Through a series of strategies of inversion and copy, a fictive territory is constructed at the same time it is explored. Taking a mold of my brother’s scar as a point of departure, various tool-works such as contour serigraphy line maps and drawings, GoogleEarth-like images, a silicone sculpture, a dispositif that tracks rising water and and a 3d animation are combined in a site-specific installation work.
"In the bosom of impenetrable forests there is no other way than the rivers", wrote Alexander von Humboldt in Cosmos: a sketch of a physical description of the universe. The scientist-artist and traveler proposed in his book the "outrageous idea" of capturing everything that was known in the 19th century on the celestial and earthly phenomena; from the star nebulae to the microgeography of mosses that grow on granite rocks. Sidereal astronomy, organic life, geology, magnetism, volcanic eruptions and other phenomena surveyed by Humboldt in his expeditions around the world, integrated an assemblage of interconnected elements: a science of entanglements.
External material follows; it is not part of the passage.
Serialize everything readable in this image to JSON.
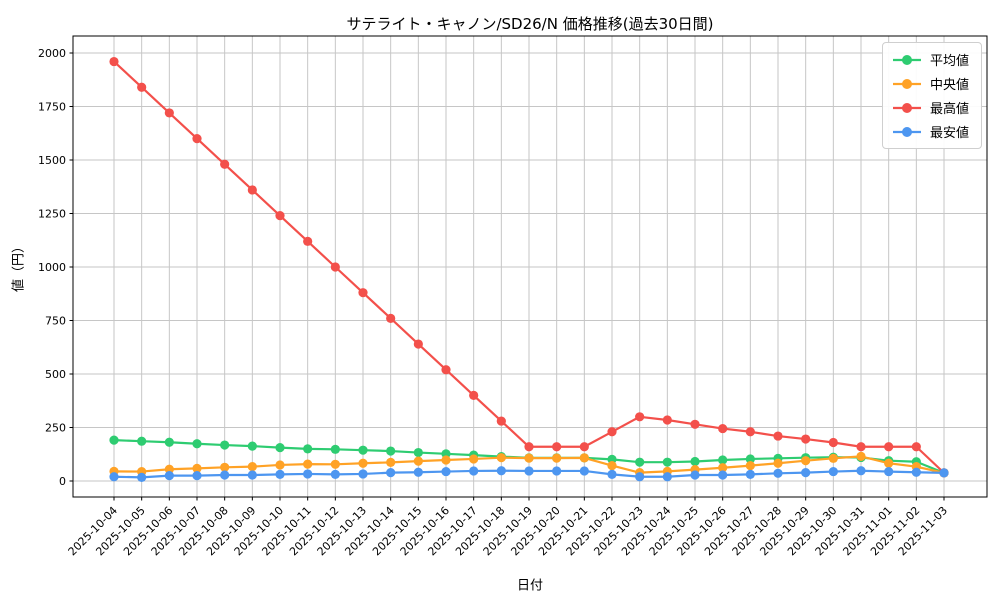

"The bed of a river may be the absence of a mountain", speculates Flora Reznik in her notebook, as if contesting the Prussian naturalist’s statement. Flora's work is born from an expedition - both real and imaginary - of territories that only exist from the moment they are traveled. Habitan esas laderas / (Change in Y, Change in X) links fragments of an exploratory journey undertaken through the fringes, edges and accidents of a scar that becomes mountain.
A silicone mold reverses the void of the scar, similar to the the bed of a dry river, transforming it into a mountain chain contained in a device that little by little submerges it in water. The different levels in the which the liquid is covering the volume are then transferred to the design of serigraphic maps, composed by sinuous lines that draw traces in the soil like woven threads in an embroidery. Cartographies, photos and drawings resignify the porous surface of the skin and the sedimentation of the mountain.
The 3D animation, projected in the second room, introduces a suspended temporality while moving slowly through the topography of this body-mountain. Flora sutures the parts of the path like a mountaineer who closes up the blind spots of the stones, marking them in strategic points to be able to reach the top. Climbing thus becomes a question about the scale; every trace is miniscule compared to the immensity of a body that is also mountain.
Among so many other scientific-artists and romantic travelers, von Humboldt understood how small we are in the face of nature that goes beyond the limits of what is attainable. To inhabit the slopes is to inhabit the immeasurable.